[ G.R. No. 9603, August 07, 1914 ]
THE UNITED STATES, PLAINTIFF AND APPELLEE, VS. RAFAEL MELAD, DEFENDANT AND APPELLANT.
D E C I S I O N
It is the undisputed evidence that on the 19th of April, 1913, the accused was an employee of Fernando Molina Martell and that, on said date, he was dispatched by his employer to Tuguegarao to get P130 from the manager of the Tabacalera Company at that place; that the money was delivered to the accused by the Tabacalera Company to be handed to Fernando Molina Martell; that the accused never delivered the money to Martell.
The witness Julian Domingo testified in behalf of the prosecution that the defendant stated to him on the 27th of April, "I brought money, but I lost it in the game," and "I have to wait until the head of Senor Molina gets cold."
Feliciano Villaflor, a Constabulary soldier, a witness in behalf of the prosecution, testified that on April 20,1913, he saw the defendant in the cockpit of Tuguegarao and that the defendant bet and lost P30 on cockfights.
The accused admitted that he had received the money with the obligation to deliver it to Martell and that he did riot deliver it, giving as his reason therefor that on April 19 he tied the money, which was all in silver, in a bag and fastened it behind him on the saddle of his horse. From thence it was lost on the journey. He denied that he lost the money in gambling but claimed that it disappeared together with a bundle of his clothing while he was riding his horse as aforesaid.
Appellant's counsel states in his brief:
"The whole case hinges upon the question whether the story told by the witness who says he saw the accused in the cockpit on April 20, and of the witness who says the accused stated he lost the money 'in the game,' shall be believed, or whether the story of the defendant is accepted."
The trial court, in its decision upon which the judgment of conviction is based, states that the defendant's "explanation of the loss of the money is not credible and that his acts in connection with the loss of same as alleged by him were inconsistent with the theory of innocence." The trial court had all of the witnesses before it and was, therefore, in some ways, in a better position to judge the relative value of their declarations than are we, who see merely the typewritten questions and answers. There is nothing in the record which would intimate, much less demonstrate, that the court failed to take into consideration some material fact or circumstance, or did not weigh accurately the evidence presented, or failed to perform some duty to the accused laid upon him by the law.

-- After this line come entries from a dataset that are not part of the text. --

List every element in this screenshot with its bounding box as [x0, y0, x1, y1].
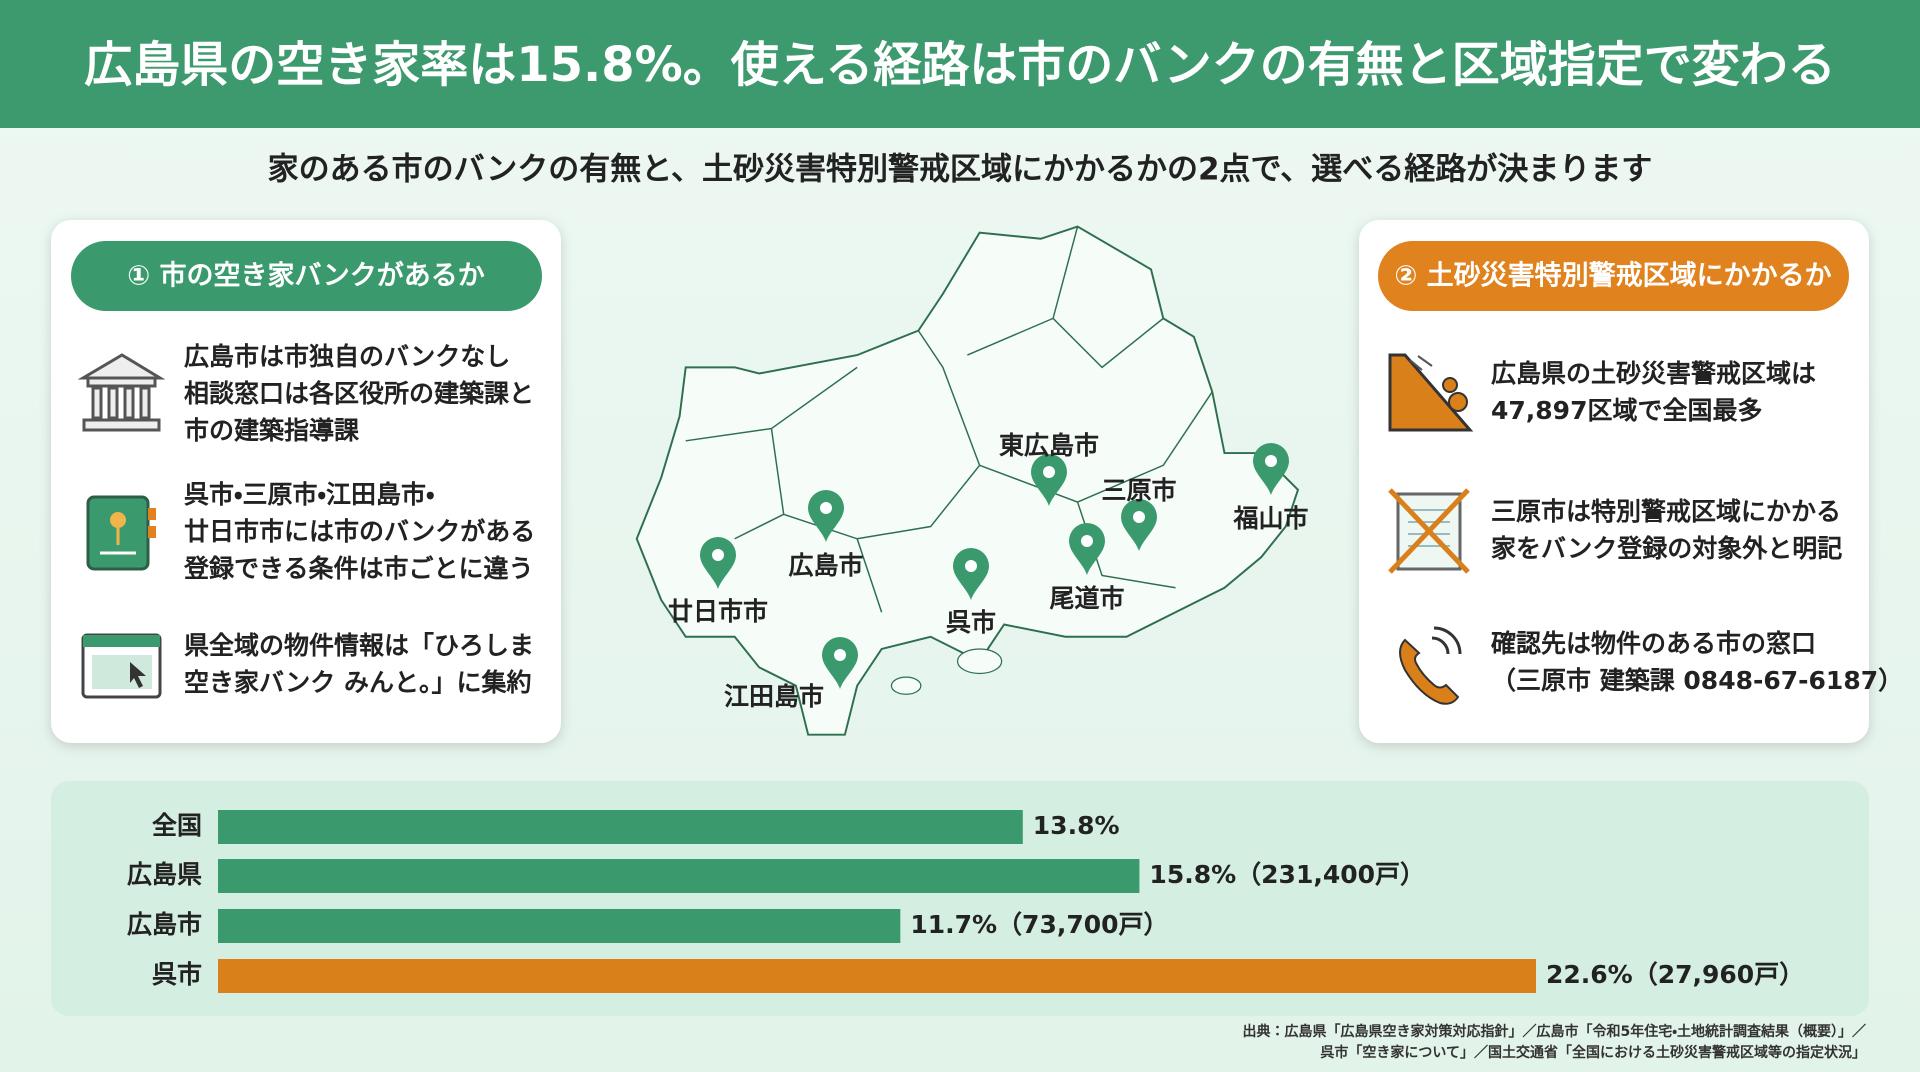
- map-pin-dot: [1265, 455, 1277, 467]
- right-heading: ② 土砂災害特別警戒区域にかかるか: [1394, 260, 1831, 292]
- item-text: （三原市 建築課 0848-67-6187）: [1491, 666, 1903, 695]
- bar: [218, 909, 901, 943]
- map-pin-dot: [820, 502, 832, 514]
- value-label: 22.6%（27,960戸）: [1546, 960, 1804, 989]
- item-text: 広島市は市独自のバンクなし: [184, 342, 510, 371]
- item-text: 広島県の土砂災害警戒区域は: [1491, 359, 1816, 388]
- city-label: 江田島市: [724, 682, 824, 711]
- city-label: 広島市: [788, 551, 863, 580]
- phone-icon: [1399, 626, 1462, 705]
- map-pin-dot: [1043, 466, 1055, 478]
- item-text: 市の建築指導課: [184, 416, 360, 445]
- map-pin-dot: [834, 649, 846, 661]
- category-label: 広島県: [127, 860, 202, 889]
- item-text: 廿日市市には市のバンクがある: [184, 517, 535, 546]
- value-label: 13.8%: [1033, 811, 1120, 840]
- city-label: 三原市: [1101, 476, 1176, 505]
- source-text: 出典：広島県「広島県空き家対策対応指針」／広島市「令和5年住宅・土地統計調査結果…: [1243, 1023, 1867, 1040]
- item-text: 確認先は物件のある市の窓口: [1491, 629, 1816, 658]
- city-label: 福山市: [1232, 504, 1308, 533]
- city-label: 尾道市: [1049, 584, 1124, 613]
- subtitle: 家のある市のバンクの有無と、土砂災害特別警戒区域にかかるかの2点で、選べる経路が…: [268, 152, 1653, 188]
- city-label: 廿日市市: [668, 597, 768, 626]
- source-text: 呉市「空き家について」／国土交通省「全国における土砂災害警戒区域等の指定状況」: [1320, 1044, 1866, 1061]
- item-text: 県全域の物件情報は「ひろしま: [184, 631, 534, 660]
- item-text: 三原市は特別警戒区域にかかる: [1491, 497, 1841, 526]
- map-pin: [808, 490, 844, 542]
- city-label: 呉市: [946, 608, 996, 637]
- value-label: 11.7%（73,700戸）: [910, 910, 1168, 939]
- map-pin: [1069, 523, 1105, 575]
- map-pin: [822, 637, 858, 689]
- map-pin: [953, 548, 989, 600]
- item-text: 家をバンク登録の対象外と明記: [1491, 534, 1842, 563]
- category-label: 呉市: [152, 960, 202, 989]
- bar: [218, 859, 1140, 893]
- right-heading-pill: [1378, 241, 1849, 311]
- item-text: 登録できる条件は市ごとに違う: [183, 554, 534, 583]
- header-bar: [0, 0, 1920, 128]
- category-label: 全国: [152, 811, 202, 840]
- browser-icon: [81, 633, 162, 699]
- value-label: 15.8%（231,400戸）: [1149, 860, 1425, 889]
- right-panel: [1359, 220, 1869, 743]
- bar: [218, 810, 1023, 844]
- left-panel: [51, 220, 561, 743]
- map-pin-dot: [712, 549, 724, 561]
- city-label: 東広島市: [999, 431, 1099, 460]
- book-icon: [86, 495, 156, 571]
- map-pin: [1253, 443, 1289, 495]
- map-pin-dot: [1081, 535, 1093, 547]
- map-pin: [1121, 499, 1157, 551]
- map-pin: [1031, 454, 1067, 506]
- item-text: 47,897区域で全国最多: [1491, 396, 1762, 425]
- map: [635, 225, 1300, 736]
- map-pin-dot: [965, 560, 977, 572]
- map-pin: [700, 537, 736, 589]
- bar: [218, 959, 1536, 993]
- bank-icon: [77, 353, 166, 432]
- item-text: 呉市・三原市・江田島市・: [184, 480, 435, 509]
- left-heading: ① 市の空き家バンクがあるか: [127, 260, 485, 292]
- item-text: 相談窓口は各区役所の建築課と: [184, 379, 534, 408]
- map-pin-dot: [1133, 511, 1145, 523]
- category-label: 広島市: [127, 910, 202, 939]
- landslide-icon: [1388, 353, 1474, 432]
- item-text: 空き家バンク みんと。」に集約: [184, 668, 531, 697]
- title: 広島県の空き家率は15.8%。使える経路は市のバンクの有無と区域指定で変わる: [84, 37, 1836, 93]
- left-heading-pill: [71, 241, 542, 311]
- excluded-document-icon: [1388, 488, 1470, 574]
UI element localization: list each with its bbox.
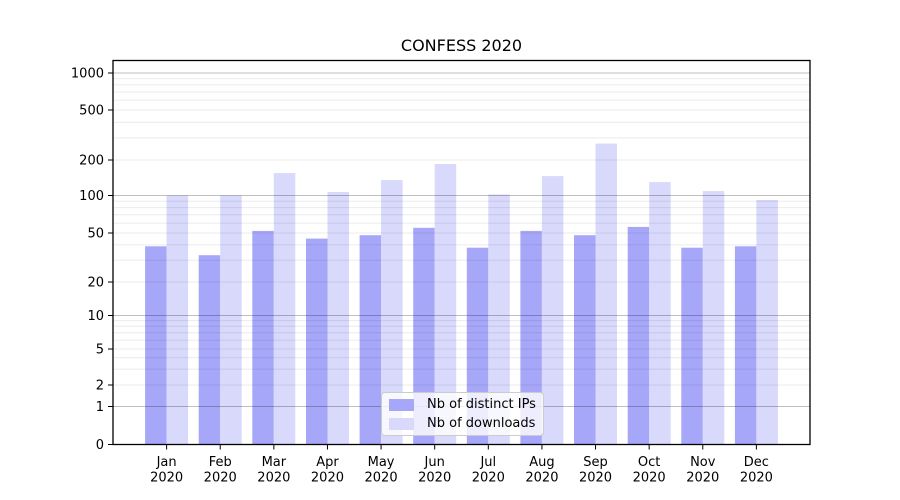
bar-downloads-nov <box>702 191 725 445</box>
y-axis-tick-label: 50 <box>87 227 104 242</box>
x-axis-tick-label-month: Jan <box>156 455 177 470</box>
bar-downloads-jan <box>166 195 189 445</box>
bar-downloads-feb <box>220 195 242 445</box>
bar-downloads-may <box>381 180 403 445</box>
legend-label-distinct-ips: Nb of distinct IPs <box>427 397 536 412</box>
y-axis-tick-label: 2 <box>96 379 104 394</box>
axis-frame <box>112 59 811 446</box>
bar-downloads-mar <box>273 173 296 445</box>
x-axis-tick-label-year: 2020 <box>740 471 773 486</box>
y-axis-tick-label: 1 <box>96 400 104 415</box>
x-axis-tick-label-year: 2020 <box>150 471 183 486</box>
x-axis-tick-label-month: Aug <box>529 455 554 470</box>
y-axis-tick-label: 10 <box>87 309 104 324</box>
x-axis-tick-label-month: Apr <box>316 455 339 470</box>
bar-downloads-oct <box>649 182 671 445</box>
y-axis-tick-label: 200 <box>79 154 104 169</box>
bar-downloads-dec <box>756 200 778 445</box>
x-axis-tick-label-year: 2020 <box>418 471 451 486</box>
x-axis-tick-label-year: 2020 <box>365 471 398 486</box>
legend-swatch-distinct-ips <box>389 398 414 411</box>
bar-distinct-ips-jun <box>413 227 435 445</box>
legend-label-downloads: Nb of downloads <box>427 416 536 431</box>
y-axis-tick-label: 0 <box>96 438 104 453</box>
y-axis-tick-label: 5 <box>96 343 104 358</box>
legend-swatch-downloads <box>389 417 414 430</box>
x-axis-tick-label-year: 2020 <box>204 471 237 486</box>
legend: Nb of distinct IPs Nb of downloads <box>381 392 544 436</box>
x-axis-tick-label-month: Nov <box>690 455 716 470</box>
bar-downloads-aug <box>541 176 564 445</box>
x-axis-tick-label-year: 2020 <box>579 471 612 486</box>
x-axis-tick-label-month: Feb <box>209 455 232 470</box>
bar-distinct-ips-aug <box>520 230 542 445</box>
legend-item-distinct-ips: Nb of distinct IPs <box>389 397 537 413</box>
bar-distinct-ips-feb <box>198 255 221 445</box>
x-axis-tick-label-month: Jun <box>424 455 445 470</box>
chart-title: CONFESS 2020 <box>400 36 523 55</box>
bar-downloads-apr <box>327 192 349 445</box>
x-axis-tick-label-month: Oct <box>638 455 660 470</box>
bar-distinct-ips-may <box>359 235 382 445</box>
bar-distinct-ips-oct <box>627 226 650 445</box>
bar-distinct-ips-jan <box>145 246 167 445</box>
x-axis-tick-label-month: Sep <box>583 455 608 470</box>
legend-item-downloads: Nb of downloads <box>389 416 537 432</box>
x-axis-tick-label-year: 2020 <box>633 471 666 486</box>
bar-distinct-ips-dec <box>734 246 757 445</box>
y-axis-tick-label: 20 <box>87 276 104 291</box>
bar-distinct-ips-nov <box>681 247 703 445</box>
x-axis-tick-label-year: 2020 <box>311 471 344 486</box>
bar-distinct-ips-mar <box>252 230 274 445</box>
x-axis-tick-label-month: Jul <box>479 455 496 470</box>
y-axis-tick-label: 500 <box>79 104 104 119</box>
bar-distinct-ips-apr <box>306 238 328 445</box>
x-axis-tick-label-year: 2020 <box>525 471 558 486</box>
x-axis-tick-label-month: Dec <box>744 455 769 470</box>
x-axis-tick-label-year: 2020 <box>472 471 505 486</box>
x-axis-tick-label-year: 2020 <box>257 471 290 486</box>
x-axis-tick-label-year: 2020 <box>686 471 719 486</box>
bar-downloads-jul <box>488 194 510 445</box>
x-axis-tick-label-month: Mar <box>262 455 287 470</box>
bar-downloads-sep <box>595 143 617 445</box>
bar-distinct-ips-sep <box>574 235 596 445</box>
x-axis-tick-label-month: May <box>368 455 395 470</box>
bar-downloads-jun <box>434 164 457 445</box>
y-axis-tick-label: 100 <box>79 189 104 204</box>
y-axis-tick-label: 1000 <box>71 67 104 82</box>
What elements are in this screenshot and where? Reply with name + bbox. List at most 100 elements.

While we are of the opinion that the judgment of conviction is well founded, it is our judgment that the court erred in imposing the maximum penalty. Abuse of confidence, which the learned trial court used as an aggravating circumstance in order to impose the maximum penalty, is one of the essential elements of the crime charged and, therefore, cannot be used as an aggravating circumstance. The medium degree of the penalty should have been imposed.
The judgment of conviction is affirmed, it being understood that the criminal penalty imposed is four months and one day of arresto mayor. As so modified, the judgment is affirmed, with costs against the appellant.
Arellano, C. J., Torres, Johnson, Carson, and Araullo, JJ., concur.